If your child is feeling anxious about school, or not able to go, it can be tiring, stressful and worrying for both of you.

  • Common ways children might show they are feeling anxious about school include:

    • not wanting to get up and get ready
    • saying they can’t go
    • worrying a lot about small issues, such as having the right equipment for a lesson
    • feeling sick, or having stomach aches or headaches
    • not sleeping well
    • not doing schoolwork, or their progress starts dropping
    • being angry or upset, or acting out – at school or at home
    • withdrawing – seeming low, quiet, or sad.
  • It is important to try to find out what is worrying your child and to do this in a supportive and calm way. Whānau and schools should work together to understand and support tamariki to get back to school.

    There may be changes that can be made at school to help with your child's return to school. Consider:

    • working with the school to identify what support is available at school
    • identifying a friend or person at school who can act as a support person - this could also be a trusted adult at their school.

    There are also things that can be done at home to support your child to feel ready to get back to school:

    • creating a morning routine
    • coming up with ideas together for how to manage your child’s anxiety
    • encouraging them to do things that help them relax (e.g. listening to music, playing sport, going for a walk, drawing)
    • recognising and rewarding their small steps and achievements
    • taking the pressure off if they are having a bad day - you can always try again tomorrow.

    It is important to keep in mind that avoiding situations that cause anxiety can make a person’s anxiety feel worse.

  • There are many resources and services available to help people overcome anxiety.

    Online resources are great for mild to moderate levels of anxiety, and they provide helpful tools and advice to manage it.
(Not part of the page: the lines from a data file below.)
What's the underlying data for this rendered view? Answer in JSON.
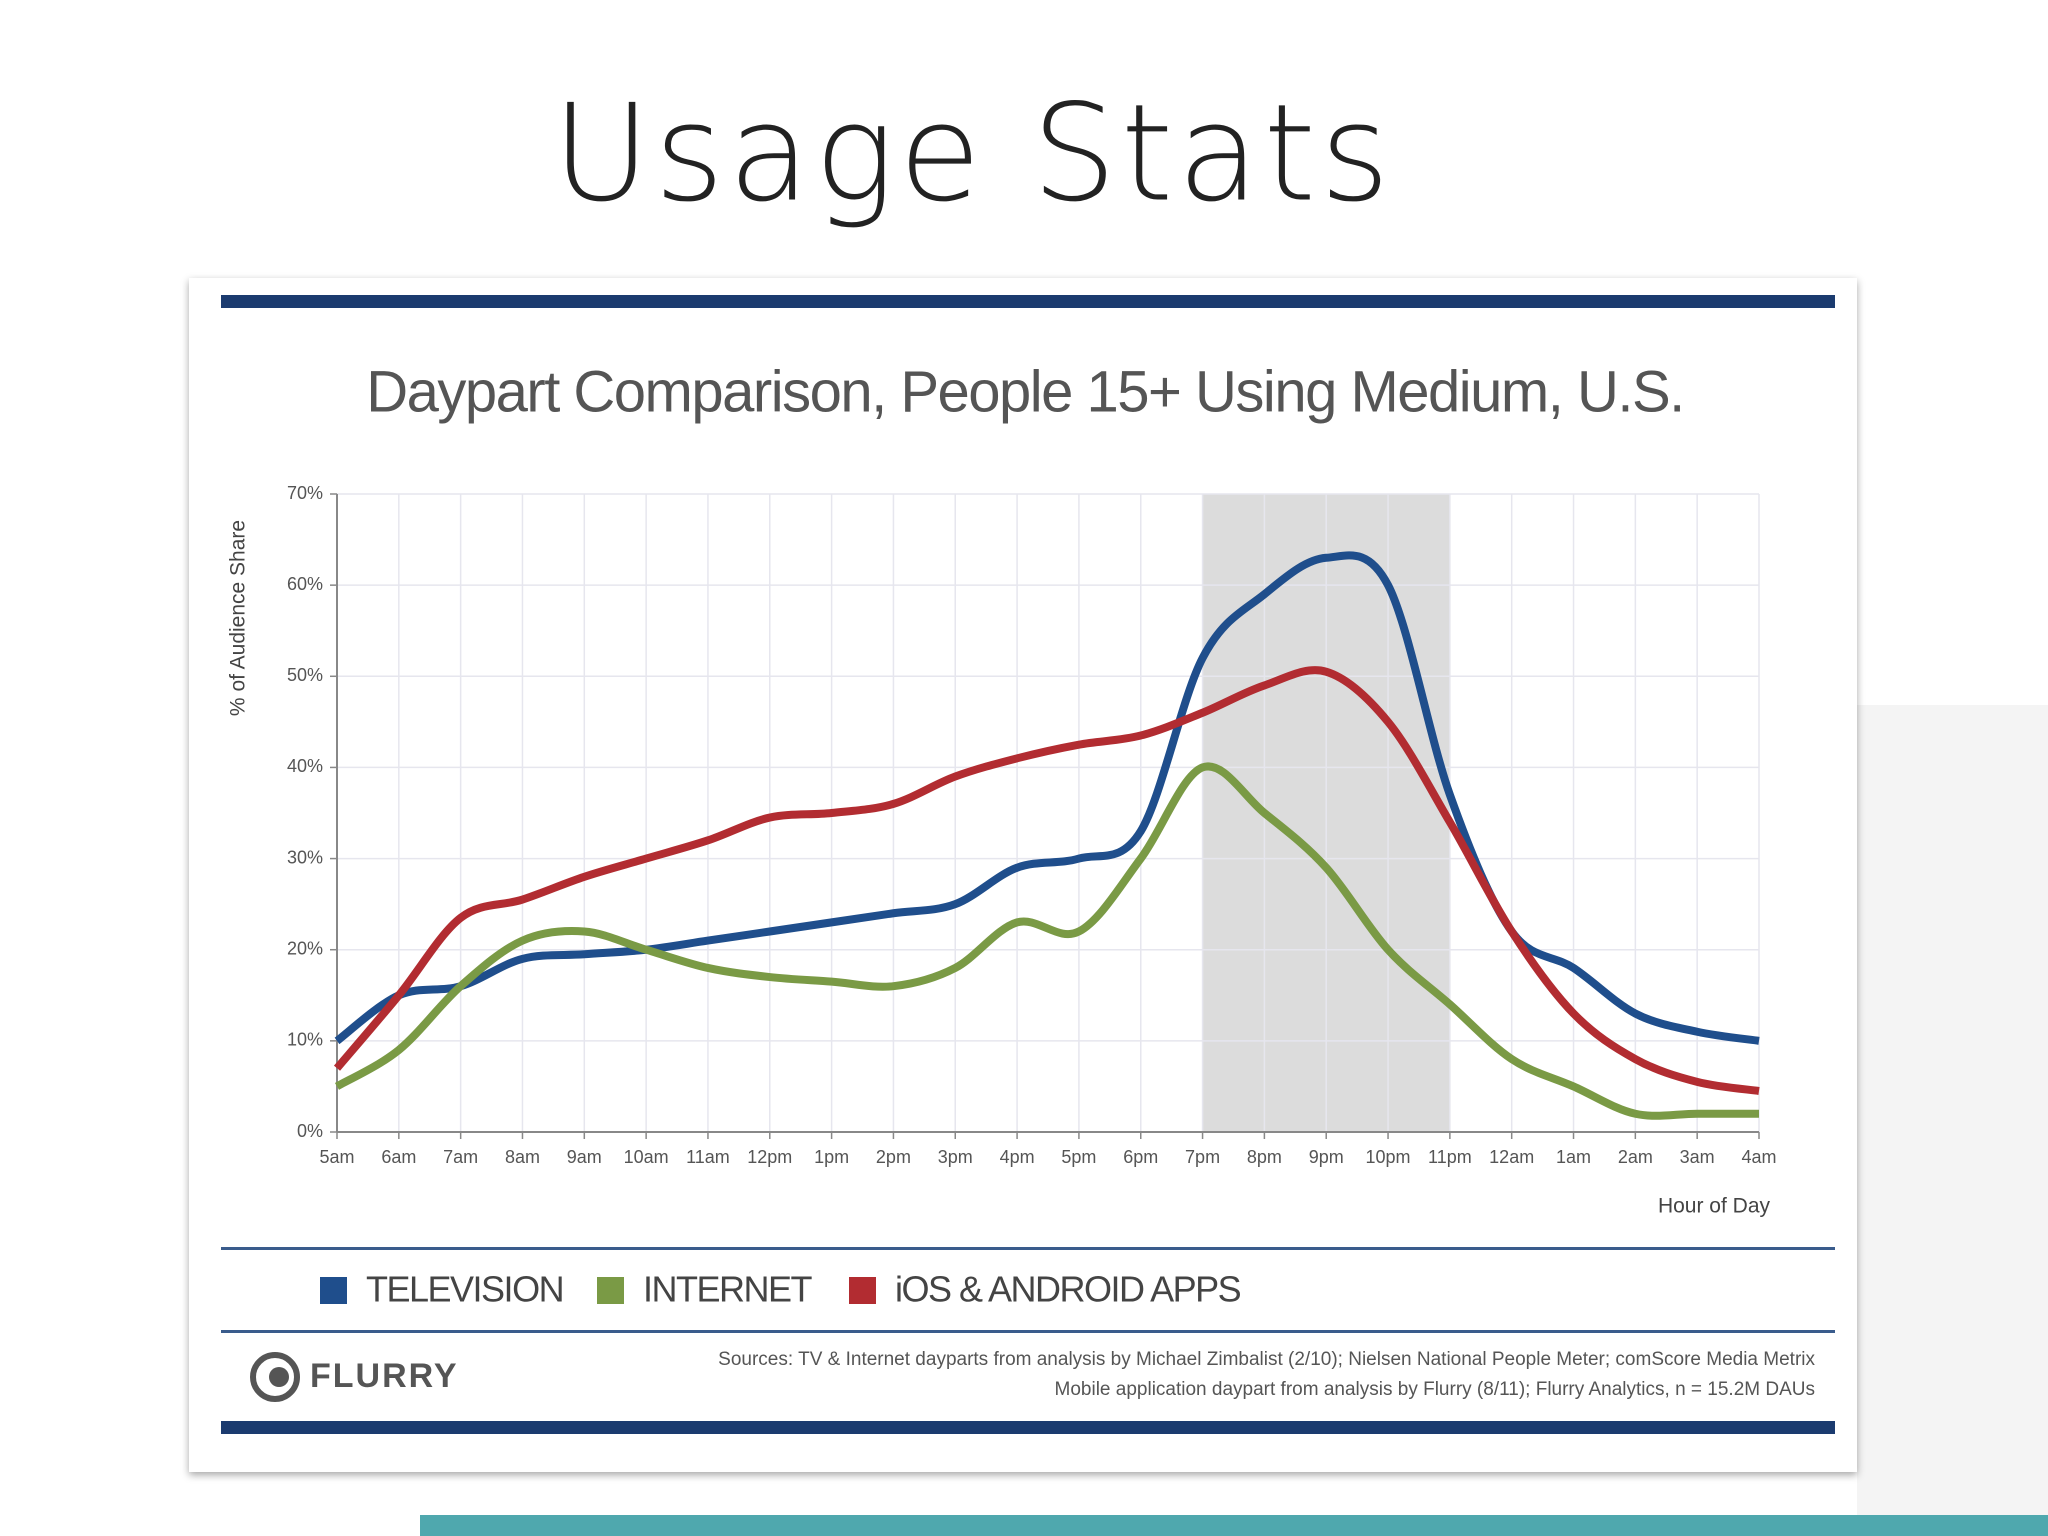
{
  "slide_title": "Usage Stats",
  "chart_data": {
    "type": "line",
    "title": "Daypart Comparison, People 15+ Using Medium, U.S.",
    "y_label": "% of Audience Share",
    "x_label": "Hour of Day",
    "categories": [
      "5am",
      "6am",
      "7am",
      "8am",
      "9am",
      "10am",
      "11am",
      "12pm",
      "1pm",
      "2pm",
      "3pm",
      "4pm",
      "5pm",
      "6pm",
      "7pm",
      "8pm",
      "9pm",
      "10pm",
      "11pm",
      "12am",
      "1am",
      "2am",
      "3am",
      "4am"
    ],
    "series": [
      {
        "name": "TELEVISION",
        "color": "#1f4e8c",
        "values": [
          10,
          15,
          16,
          19,
          19.5,
          20,
          21,
          22,
          23,
          24,
          25,
          29,
          30,
          33,
          52,
          59,
          63,
          60,
          37,
          22,
          18,
          13,
          11,
          10
        ]
      },
      {
        "name": "INTERNET",
        "color": "#7a9a45",
        "values": [
          5,
          9,
          16,
          21,
          22,
          20,
          18,
          17,
          16.5,
          16,
          18,
          23,
          22,
          30,
          40,
          35,
          29,
          20,
          14,
          8,
          5,
          2,
          2,
          2
        ]
      },
      {
        "name": "iOS & ANDROID APPS",
        "color": "#b22c31",
        "values": [
          7,
          15,
          23.5,
          25.5,
          28,
          30,
          32,
          34.5,
          35,
          36,
          39,
          41,
          42.5,
          43.5,
          46,
          49,
          50.5,
          45,
          34,
          22,
          13,
          8,
          5.5,
          4.5
        ]
      }
    ],
    "ylim": [
      0,
      70
    ],
    "yticks": [
      {
        "value": 0,
        "label": "0%"
      },
      {
        "value": 10,
        "label": "10%"
      },
      {
        "value": 20,
        "label": "20%"
      },
      {
        "value": 30,
        "label": "30%"
      },
      {
        "value": 40,
        "label": "40%"
      },
      {
        "value": 50,
        "label": "50%"
      },
      {
        "value": 60,
        "label": "60%"
      },
      {
        "value": 70,
        "label": "70%"
      }
    ],
    "grid": true,
    "highlight": [
      "7pm",
      "11pm"
    ],
    "highlight_color": "#dcdcdc"
  },
  "footer": {
    "logo": "FLURRY",
    "sources": [
      "Sources: TV & Internet dayparts from analysis by Michael Zimbalist (2/10); Nielsen National People Meter; comScore Media Metrix",
      "Mobile application daypart from analysis by Flurry (8/11); Flurry Analytics, n = 15.2M DAUs"
    ]
  }
}
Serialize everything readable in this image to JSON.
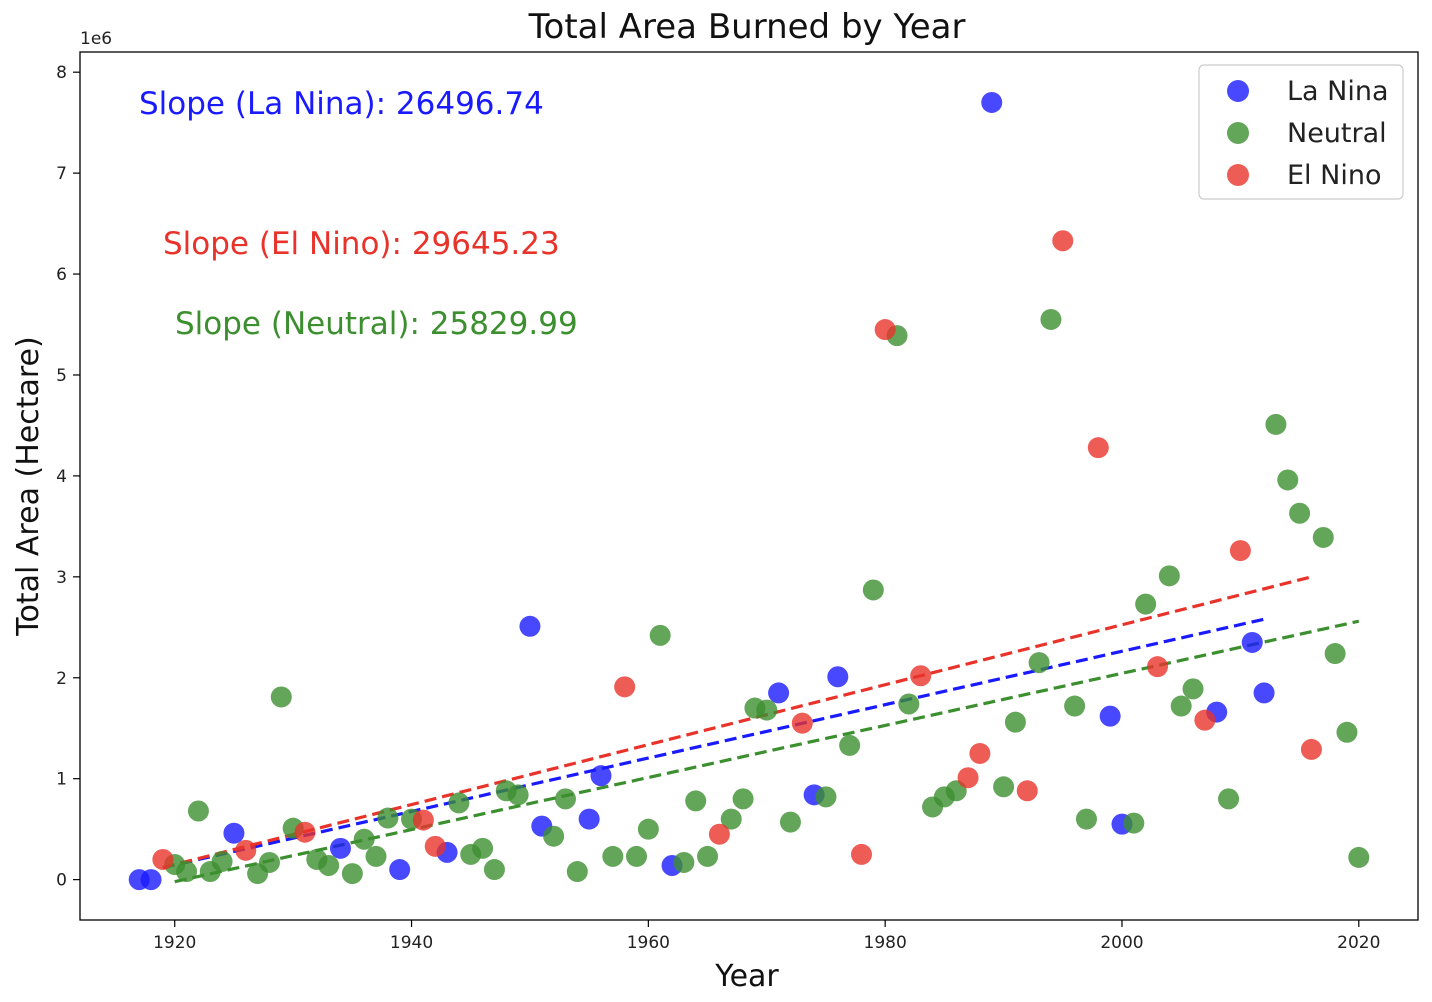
{
  "chart_data": {
    "type": "scatter",
    "title": "Total Area Burned by Year",
    "xlabel": "Year",
    "ylabel": "Total Area (Hectare)",
    "y_offset_label": "1e6",
    "xlim": [
      1912,
      2025
    ],
    "ylim": [
      -400000,
      8200000
    ],
    "xticks": [
      1920,
      1940,
      1960,
      1980,
      2000,
      2020
    ],
    "yticks": [
      0,
      1000000,
      2000000,
      3000000,
      4000000,
      5000000,
      6000000,
      7000000,
      8000000
    ],
    "ytick_labels": [
      "0",
      "1",
      "2",
      "3",
      "4",
      "5",
      "6",
      "7",
      "8"
    ],
    "grid": false,
    "legend_position": "top-right",
    "annotations": [
      {
        "text": "Slope (La Nina): 26496.74",
        "color": "#1a1aff",
        "series": "La Nina"
      },
      {
        "text": "Slope (El Nino): 29645.23",
        "color": "#e8332b",
        "series": "El Nino"
      },
      {
        "text": "Slope (Neutral): 25829.99",
        "color": "#3c8f2f",
        "series": "Neutral"
      }
    ],
    "series": [
      {
        "name": "La Nina",
        "color": "#1a1aff",
        "trend_color": "#1a1aff",
        "trend": {
          "x": [
            1919,
            2012
          ],
          "y": [
            120000,
            2580000
          ]
        },
        "points": [
          [
            1917,
            0
          ],
          [
            1918,
            0
          ],
          [
            1925,
            460000
          ],
          [
            1934,
            310000
          ],
          [
            1939,
            100000
          ],
          [
            1943,
            270000
          ],
          [
            1950,
            2510000
          ],
          [
            1951,
            530000
          ],
          [
            1955,
            600000
          ],
          [
            1956,
            1030000
          ],
          [
            1962,
            140000
          ],
          [
            1971,
            1850000
          ],
          [
            1974,
            840000
          ],
          [
            1976,
            2010000
          ],
          [
            1989,
            7700000
          ],
          [
            1999,
            1620000
          ],
          [
            2000,
            550000
          ],
          [
            2008,
            1660000
          ],
          [
            2011,
            2350000
          ],
          [
            2012,
            1850000
          ]
        ]
      },
      {
        "name": "Neutral",
        "color": "#3c8f2f",
        "trend_color": "#3c8f2f",
        "trend": {
          "x": [
            1920,
            2020
          ],
          "y": [
            -20000,
            2560000
          ]
        },
        "points": [
          [
            1920,
            150000
          ],
          [
            1921,
            80000
          ],
          [
            1922,
            680000
          ],
          [
            1923,
            80000
          ],
          [
            1924,
            180000
          ],
          [
            1927,
            60000
          ],
          [
            1928,
            170000
          ],
          [
            1929,
            1810000
          ],
          [
            1930,
            510000
          ],
          [
            1932,
            200000
          ],
          [
            1933,
            140000
          ],
          [
            1935,
            60000
          ],
          [
            1936,
            400000
          ],
          [
            1937,
            230000
          ],
          [
            1938,
            610000
          ],
          [
            1940,
            600000
          ],
          [
            1944,
            760000
          ],
          [
            1945,
            250000
          ],
          [
            1946,
            310000
          ],
          [
            1947,
            100000
          ],
          [
            1948,
            880000
          ],
          [
            1949,
            840000
          ],
          [
            1952,
            430000
          ],
          [
            1953,
            800000
          ],
          [
            1954,
            80000
          ],
          [
            1957,
            230000
          ],
          [
            1959,
            230000
          ],
          [
            1960,
            500000
          ],
          [
            1961,
            2420000
          ],
          [
            1963,
            170000
          ],
          [
            1964,
            780000
          ],
          [
            1965,
            230000
          ],
          [
            1967,
            600000
          ],
          [
            1968,
            800000
          ],
          [
            1969,
            1700000
          ],
          [
            1970,
            1680000
          ],
          [
            1972,
            570000
          ],
          [
            1975,
            820000
          ],
          [
            1977,
            1330000
          ],
          [
            1979,
            2870000
          ],
          [
            1981,
            5390000
          ],
          [
            1982,
            1740000
          ],
          [
            1984,
            720000
          ],
          [
            1985,
            820000
          ],
          [
            1986,
            880000
          ],
          [
            1990,
            920000
          ],
          [
            1991,
            1560000
          ],
          [
            1993,
            2150000
          ],
          [
            1994,
            5550000
          ],
          [
            1996,
            1720000
          ],
          [
            1997,
            600000
          ],
          [
            2001,
            560000
          ],
          [
            2002,
            2730000
          ],
          [
            2004,
            3010000
          ],
          [
            2005,
            1720000
          ],
          [
            2006,
            1890000
          ],
          [
            2009,
            800000
          ],
          [
            2013,
            4510000
          ],
          [
            2014,
            3960000
          ],
          [
            2015,
            3630000
          ],
          [
            2017,
            3390000
          ],
          [
            2018,
            2240000
          ],
          [
            2019,
            1460000
          ],
          [
            2020,
            220000
          ]
        ]
      },
      {
        "name": "El Nino",
        "color": "#e8332b",
        "trend_color": "#e8332b",
        "trend": {
          "x": [
            1919,
            2016
          ],
          "y": [
            120000,
            3000000
          ]
        },
        "points": [
          [
            1919,
            200000
          ],
          [
            1926,
            290000
          ],
          [
            1931,
            470000
          ],
          [
            1941,
            590000
          ],
          [
            1942,
            330000
          ],
          [
            1958,
            1910000
          ],
          [
            1966,
            450000
          ],
          [
            1973,
            1550000
          ],
          [
            1978,
            250000
          ],
          [
            1980,
            5450000
          ],
          [
            1983,
            2020000
          ],
          [
            1987,
            1010000
          ],
          [
            1988,
            1250000
          ],
          [
            1992,
            880000
          ],
          [
            1995,
            6330000
          ],
          [
            1998,
            4280000
          ],
          [
            2003,
            2110000
          ],
          [
            2007,
            1580000
          ],
          [
            2010,
            3260000
          ],
          [
            2016,
            1290000
          ]
        ]
      }
    ]
  }
}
Some helpful online resources include:

    Aroā Wellbeing- a website created by rangatahi (youth) for rangatahi that provides tools and links to a wide range of resources to help.

    Access & Choice - a website created by Health New Zealand | Te Whatu Ora that includes links to a wide range of free to access digital, telehealth and primary mental health services for all ages.

    Mental health for kids – key points about mental health for tamariki

    Mental Health Services- Your mental health matters. There are a range of resources and services available to help, including phone numbers, online services and information, and face to face support.

    If you need help with parenting, phone the Healthify Parenting Helpline on 0800 568 856 for free help and advice.

  • Some schools have school-based health services, access to Awhi Mai Awhi Atu | Counselling in schools, or other mental wellbeing supports. Talk to your school about what options may be available to help your child.

    If your child is experiencing severe anxiety or other mental health issues that are preventing them from participating in school and other normal activities, you should talk to your healthcare provider to consider a referral to specialist Infant, Child, and Adolescent Mental Health Services.